From Massachusetts the family of three moved to the suburbs of Chicago where Art and Mary were house parents at Glenwood School for Boys. They remained there for four years and were blessed with the births of two more daughters, Anna and Margaret. In addition to his work, Art continued his education and went on to earn his master’s degree.
In 1980 Art and his family moved to Kalamazoo where he joined the Kalamazoo Deacon's Conference. He worked tirelessly there and spent 20 years as the Executive Director. It wasn’t surprising that Art also became involved in community organizing as well. Dismantling institutional racism became both his passion and his mission during this time. The last 15 years of his life were focused on his work as an antiracism organizer and trainer with Crossroads Antiracism Organizing and Training. This became his full-time work in 2001.
Throughout his life Art was a man of many interests. He enjoyed riding his motorcycle, landscaping his yard, taking bicycle rides, and tackling various projects around the house. Art was an articulate intellectual who was known to use such unique words that they often needed to be looked up in order to follow what he was talking about. He loved making others laugh with his unmatched sense of humor and when he laughed, all would agree that it was infectious.
Although he loved pursuing his interests there was nothing Art enjoyed more than spending time with his wife, children, and grandchildren. Some of his most treasured moments were spent sitting in the yard listening to music with his beloved family.
Art was the most invigorated when he was facilitating a group of people through the process of dismantling institutional racism. The people at Crossroads became his spiritual support group and network. His passion for organizing and training concluded in establishing his awareness campaign known as the Nail Cancer Awareness Group. Art was a fighter - for his girls, for justice, for what is right, and for the past 3 years against cancer.
Art Hoekstra went home to be with his Creator on November 1, 2011, at his home surrounded by his family. Art gave his time in life to two things, his family and his work. His final days were spent where he always wanted to be, on the corner of Cobb and Paterson Streets in the neighborhood he loved intimately. Art was a soldier in the battle against cancer, his specifically being a rare form of melanoma called Acral Lentiginous Melanoma Subungual – although Art affectionately named it Nail Cancer.
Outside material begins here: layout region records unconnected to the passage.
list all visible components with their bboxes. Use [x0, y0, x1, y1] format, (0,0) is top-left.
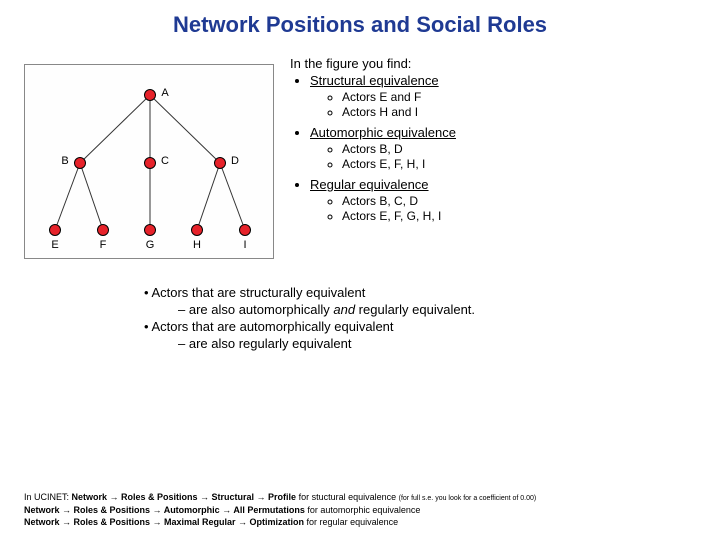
graph-node: [97, 224, 109, 236]
graph-node: [49, 224, 61, 236]
graph-node-label: E: [51, 239, 58, 251]
footer-ucinet: In UCINET: Network → Roles & Positions →…: [24, 491, 696, 528]
graph-node: [239, 224, 251, 236]
graph-node-label: D: [231, 155, 239, 167]
list-item: Actors E and F: [342, 90, 696, 104]
page-title: Network Positions and Social Roles: [24, 12, 696, 38]
list-item: Regular equivalence Actors B, C, D Actor…: [310, 177, 696, 223]
graph-node-label: A: [161, 87, 168, 99]
graph-node: [191, 224, 203, 236]
graph-node: [144, 224, 156, 236]
graph-node: [144, 89, 156, 101]
graph-node-label: I: [243, 239, 246, 251]
list-item: Actors E, F, H, I: [342, 157, 696, 171]
graph-node-label: B: [61, 155, 68, 167]
graph-node: [144, 157, 156, 169]
graph-node: [74, 157, 86, 169]
list-item: Actors E, F, G, H, I: [342, 209, 696, 223]
graph-node: [214, 157, 226, 169]
list-item: Actors H and I: [342, 105, 696, 119]
note-line: • Actors that are structurally equivalen…: [144, 285, 696, 300]
note-line: – are also regularly equivalent: [178, 336, 696, 351]
equivalence-list: In the figure you find: Structural equiv…: [286, 56, 696, 259]
graph-node-label: G: [146, 239, 155, 251]
network-diagram: A B C D E F G H I: [24, 64, 274, 259]
list-item: Structural equivalence Actors E and F Ac…: [310, 73, 696, 119]
graph-node-label: C: [161, 155, 169, 167]
list-item: Actors B, D: [342, 142, 696, 156]
lower-notes: • Actors that are structurally equivalen…: [24, 285, 696, 351]
list-item: Actors B, C, D: [342, 194, 696, 208]
note-line: • Actors that are automorphically equiva…: [144, 319, 696, 334]
list-item: Automorphic equivalence Actors B, D Acto…: [310, 125, 696, 171]
note-line: – are also automorphically and regularly…: [178, 302, 696, 317]
intro-text: In the figure you find:: [290, 56, 696, 71]
graph-node-label: F: [100, 239, 107, 251]
graph-node-label: H: [193, 239, 201, 251]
Arthur Hoekstra died on November 1, 2011. Art’s family includes his wife, Mary; daughters, Alice (Rob Woodrow) Hoekstra, Anna (Greg) Magnan, and Margaret “Gretta” (Tim) Terrentine; 5 grandchildren: Parker and Addison Woodrow, Scarlett Magnan, Olivia and TJ Terrentine; mother; 5 brothers, Don, Howard, Al, Steve and Ken; and many nieces and nephews. Art was preceded in death by his father. Visitation with the family will take place on Saturday from 12-4 p.m. at Life Story Funeral Home, Betzler-Kalamazoo, 6080 Stadium Drive; 375-2900. A private memorial service will take place at a later date. Please visit Art’s personal web page at www.lifestorynet.com where you can sign Art’s guest book before coming to the funeral home or archive a memory or photo of him. In lieu of flowers, memorial contributions may be directed to Crossroads Antiracism Organizing & Training.